Oleh : Dwi Suryaningsih
CILACAP – Hingga Juni 2019, temuan HIV/AIDS di Kabupaten Cilacap mencapai 1.444 kasus. Jumlah tersebut merupakan data sejak tahun 2007. Diyakini, jumlah kasus faktual di lapangan lebih dari angka tersebut.
Kasus HIV/AIDS tersebut menjadi bahasan utama dalam Rapat Koordinasi Perangkat Daerah Kabupaten Cilacap, Senin (22/7/2019). Rakor yang digelar di Aula Badan Perencanaan Pembangunan, Penelitian dan Pengembangan Daerah (Bappelitbangda) Kabupaten Cilacap, dibuka Bupati Tatto Suwarto Pamuji.
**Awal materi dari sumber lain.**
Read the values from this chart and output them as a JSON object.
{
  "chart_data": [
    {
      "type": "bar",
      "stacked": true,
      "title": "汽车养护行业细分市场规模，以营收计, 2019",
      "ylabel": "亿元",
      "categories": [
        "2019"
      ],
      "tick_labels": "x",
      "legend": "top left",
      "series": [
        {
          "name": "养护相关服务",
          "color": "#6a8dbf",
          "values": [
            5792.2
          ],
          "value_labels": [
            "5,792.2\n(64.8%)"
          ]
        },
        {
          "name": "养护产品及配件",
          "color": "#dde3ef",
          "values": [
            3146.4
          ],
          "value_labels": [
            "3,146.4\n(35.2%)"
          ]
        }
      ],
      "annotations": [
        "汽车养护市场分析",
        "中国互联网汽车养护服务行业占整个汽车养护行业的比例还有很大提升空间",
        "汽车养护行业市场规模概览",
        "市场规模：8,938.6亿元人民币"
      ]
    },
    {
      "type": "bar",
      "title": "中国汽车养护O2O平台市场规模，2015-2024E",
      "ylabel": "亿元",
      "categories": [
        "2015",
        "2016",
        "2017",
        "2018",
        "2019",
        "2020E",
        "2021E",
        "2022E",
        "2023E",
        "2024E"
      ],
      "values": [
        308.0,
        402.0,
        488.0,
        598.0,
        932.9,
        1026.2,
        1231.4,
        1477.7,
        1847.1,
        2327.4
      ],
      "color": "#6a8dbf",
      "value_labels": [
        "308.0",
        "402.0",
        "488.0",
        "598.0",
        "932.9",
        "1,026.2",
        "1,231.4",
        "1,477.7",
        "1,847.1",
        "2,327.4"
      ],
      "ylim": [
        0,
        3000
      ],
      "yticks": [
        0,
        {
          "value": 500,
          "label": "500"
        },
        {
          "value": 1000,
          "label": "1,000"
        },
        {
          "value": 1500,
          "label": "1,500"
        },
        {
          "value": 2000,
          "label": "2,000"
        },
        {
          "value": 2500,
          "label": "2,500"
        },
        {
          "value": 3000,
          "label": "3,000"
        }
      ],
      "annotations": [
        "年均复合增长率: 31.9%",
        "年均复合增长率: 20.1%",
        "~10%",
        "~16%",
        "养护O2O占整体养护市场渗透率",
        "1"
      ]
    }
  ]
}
Kepala Dinkes Cilacap, Marwoto dalam paparannya menyebutkan, Kecamatan Cilacap Selatan menjadi wilayah dengan temuan HIV/AIDS tertinggi di Kabupaten Cilacap, mencapai 138 kasus. Disusul Kecamatan Kesugihan 94 kasus, Jeruklegi 62 kasus, Cilacap Tengah 55 kasus, dan Adipala 48 kasus.(cilacapkab.go.id)
Innalillahi.., sungguh miris mendengarnya. Kabupaten Cilacap dengan semboyan Cilacap BERCAHAYA ( bersih, elok, rapi, ceria, hijau, aman dan jaya) nyatanya justru sebaliknya, Cilacap berbahaya!. Cilacap yang juga merupakan kabupaten terluas di jawa tengah dengan mengampuh 24 kecamatan, tidak hanya menakutkan dengan lapas Nusakambangannya. Namun banyak hal yang mengerikan yang terjadi di dalamnya(darurat perceraian, kemiskinan, TKW dan darurat-darurat lainnya..).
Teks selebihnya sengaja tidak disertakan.